Она засмеялась. Он тоже. И внезапно почувствовал, что день, начинавшийся как плохо составленная система уравнений, дает слабую, но различимую сходимость.
Однако главное ожидало его вечером, когда кафедральный шум осел, как оседает муть в банке, оставленной в покое. Он вернулся к своему столу. Лампа высветила листы. Формула, которую он принес из дома, лежала на месте, не убежала. Даже как будто присмирела. За окном университетский двор уже переходил в сумеречную геометрию: деревья чернели своими разветвленными доказательствами, редкие студенты пересекали снег диагоналями, сторож стоял у ворот с философской невозмутимостью человека, давно понявшего про мир нечто окончательное и потому не склонного это формулировать.
Лев Аркадьевич сел.
Он снова посмотрел туда, где темнела трещина в рассуждении. И вдруг увидел, что все время думал не о том переходе. Ошибка сидела не в позднем, а в раннем шаге; не там, где выражение начинало бунтовать, а там, где он из ложной вежливости позволил себе одно слишком красивое допущение. Красивое – вот где пряталась измена. Математика, как ревнивая правда, многое терпит, кроме кокетства.
Он зачеркнул строку. Потом другую. Потом еще одну. Из-под порчи, как из-под льда, показалось верное русло. Решение не пришло целиком – такие вещи не приходят строем, – но обозначилось: сперва слабым контуром, затем жестом, затем уже почти голосом. Он писал быстро, как будто боялся, что мысль одумается и уйдет к кому-нибудь расторопней.

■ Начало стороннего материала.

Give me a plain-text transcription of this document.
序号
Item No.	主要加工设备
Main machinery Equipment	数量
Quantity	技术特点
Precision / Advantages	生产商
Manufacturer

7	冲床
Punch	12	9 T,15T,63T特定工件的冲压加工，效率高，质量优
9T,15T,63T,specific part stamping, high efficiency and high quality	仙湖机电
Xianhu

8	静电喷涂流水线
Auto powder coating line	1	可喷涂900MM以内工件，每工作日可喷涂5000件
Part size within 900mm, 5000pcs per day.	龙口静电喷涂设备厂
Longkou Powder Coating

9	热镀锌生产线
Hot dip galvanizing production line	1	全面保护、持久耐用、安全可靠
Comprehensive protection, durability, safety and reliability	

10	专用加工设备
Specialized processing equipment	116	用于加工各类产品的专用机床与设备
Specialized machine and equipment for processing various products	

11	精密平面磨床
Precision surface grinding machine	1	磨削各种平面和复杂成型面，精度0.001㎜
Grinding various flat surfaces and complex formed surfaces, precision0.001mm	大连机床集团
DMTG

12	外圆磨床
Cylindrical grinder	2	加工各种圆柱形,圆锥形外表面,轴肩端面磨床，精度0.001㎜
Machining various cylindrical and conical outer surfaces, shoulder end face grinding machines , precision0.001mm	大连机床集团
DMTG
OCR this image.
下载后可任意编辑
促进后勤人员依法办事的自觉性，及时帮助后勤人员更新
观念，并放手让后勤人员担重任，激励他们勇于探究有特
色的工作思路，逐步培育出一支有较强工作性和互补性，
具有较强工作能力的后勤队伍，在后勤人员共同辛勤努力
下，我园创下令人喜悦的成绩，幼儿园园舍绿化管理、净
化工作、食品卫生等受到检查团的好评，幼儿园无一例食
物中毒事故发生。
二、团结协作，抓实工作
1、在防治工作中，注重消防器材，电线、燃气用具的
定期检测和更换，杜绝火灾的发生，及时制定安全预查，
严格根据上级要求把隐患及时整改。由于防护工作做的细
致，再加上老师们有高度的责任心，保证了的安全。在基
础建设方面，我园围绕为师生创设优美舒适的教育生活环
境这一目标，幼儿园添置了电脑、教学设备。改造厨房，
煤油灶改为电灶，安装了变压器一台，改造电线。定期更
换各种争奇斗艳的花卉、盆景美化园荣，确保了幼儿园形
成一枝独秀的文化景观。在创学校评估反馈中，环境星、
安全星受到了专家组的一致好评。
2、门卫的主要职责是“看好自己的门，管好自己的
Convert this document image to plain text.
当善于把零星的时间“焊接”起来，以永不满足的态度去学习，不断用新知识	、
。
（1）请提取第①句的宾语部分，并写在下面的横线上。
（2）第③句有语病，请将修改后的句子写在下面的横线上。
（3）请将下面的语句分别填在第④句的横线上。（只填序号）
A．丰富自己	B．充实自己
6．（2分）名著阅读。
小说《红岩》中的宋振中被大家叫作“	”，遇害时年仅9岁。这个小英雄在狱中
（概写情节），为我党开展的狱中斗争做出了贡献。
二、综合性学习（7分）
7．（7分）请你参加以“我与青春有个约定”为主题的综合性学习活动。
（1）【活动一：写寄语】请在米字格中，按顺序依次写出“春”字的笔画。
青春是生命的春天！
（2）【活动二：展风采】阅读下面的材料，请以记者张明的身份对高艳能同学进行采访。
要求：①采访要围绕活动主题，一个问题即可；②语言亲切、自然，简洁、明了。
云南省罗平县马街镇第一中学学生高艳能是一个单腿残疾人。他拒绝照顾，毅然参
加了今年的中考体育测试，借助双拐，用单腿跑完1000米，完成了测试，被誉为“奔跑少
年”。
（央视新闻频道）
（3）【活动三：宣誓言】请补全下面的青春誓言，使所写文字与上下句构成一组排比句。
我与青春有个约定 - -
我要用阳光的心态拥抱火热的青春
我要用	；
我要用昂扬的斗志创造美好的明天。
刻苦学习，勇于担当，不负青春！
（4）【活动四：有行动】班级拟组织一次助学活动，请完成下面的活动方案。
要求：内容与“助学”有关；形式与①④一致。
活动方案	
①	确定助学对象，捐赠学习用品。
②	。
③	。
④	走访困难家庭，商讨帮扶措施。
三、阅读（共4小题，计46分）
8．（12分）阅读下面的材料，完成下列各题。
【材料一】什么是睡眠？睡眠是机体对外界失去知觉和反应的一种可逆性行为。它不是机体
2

В такие минуты возраст исчезал. Исчезали степени, звания, нелепые ведомости, бесконечные отзывы на чужие работы, вопросы о финансировании, даже лампочка, которую надо было купить. Оставалось только странное, почти детское чувство преследования чего-то настоящего. Не славы. Не пользы. Не академической выгоды. А того редкого совпадения между миром и знаком, когда знак вдруг перестает быть чернильным насекомым и становится прозрачным.
Он дописал и откинулся на спинку стула.
Разумеется, это было еще не все. Завтра непременно выяснится, что в третьей строке спряталась новая неприятность, а в предпоследней – двусмысленность. Потом найдется рецензент, умеющий одним замечанием превратить чужой труд в мокрое место. Потом редакция попросит сократить самое существенное и расширить наименее нужное. Потом жизнь опять начнет требовать лампочку, справку, подпись, присутствие. Но сейчас, в этот небольшой, почти неприлично чистый момент, Лев Аркадьевич знал: он не зря шел сквозь утро, снег, коридоры, гранты, турбулентность, робость Нины и собственную усталость.
Он встал, подошел к окну и увидел свое отражение – темное, сутулое, с серебром на висках, немного похожее на человека, которого долго вычисляли и наконец получили с приемлемой точностью.
– Ну что ж, – сказал он отражению. – Существуем.
И отражение, не возражая, осталось по ту сторону стекла, где уже начиналась ночь, огромная, недоказуемая, но, по всей видимости, все же подчиненная некоторому закону.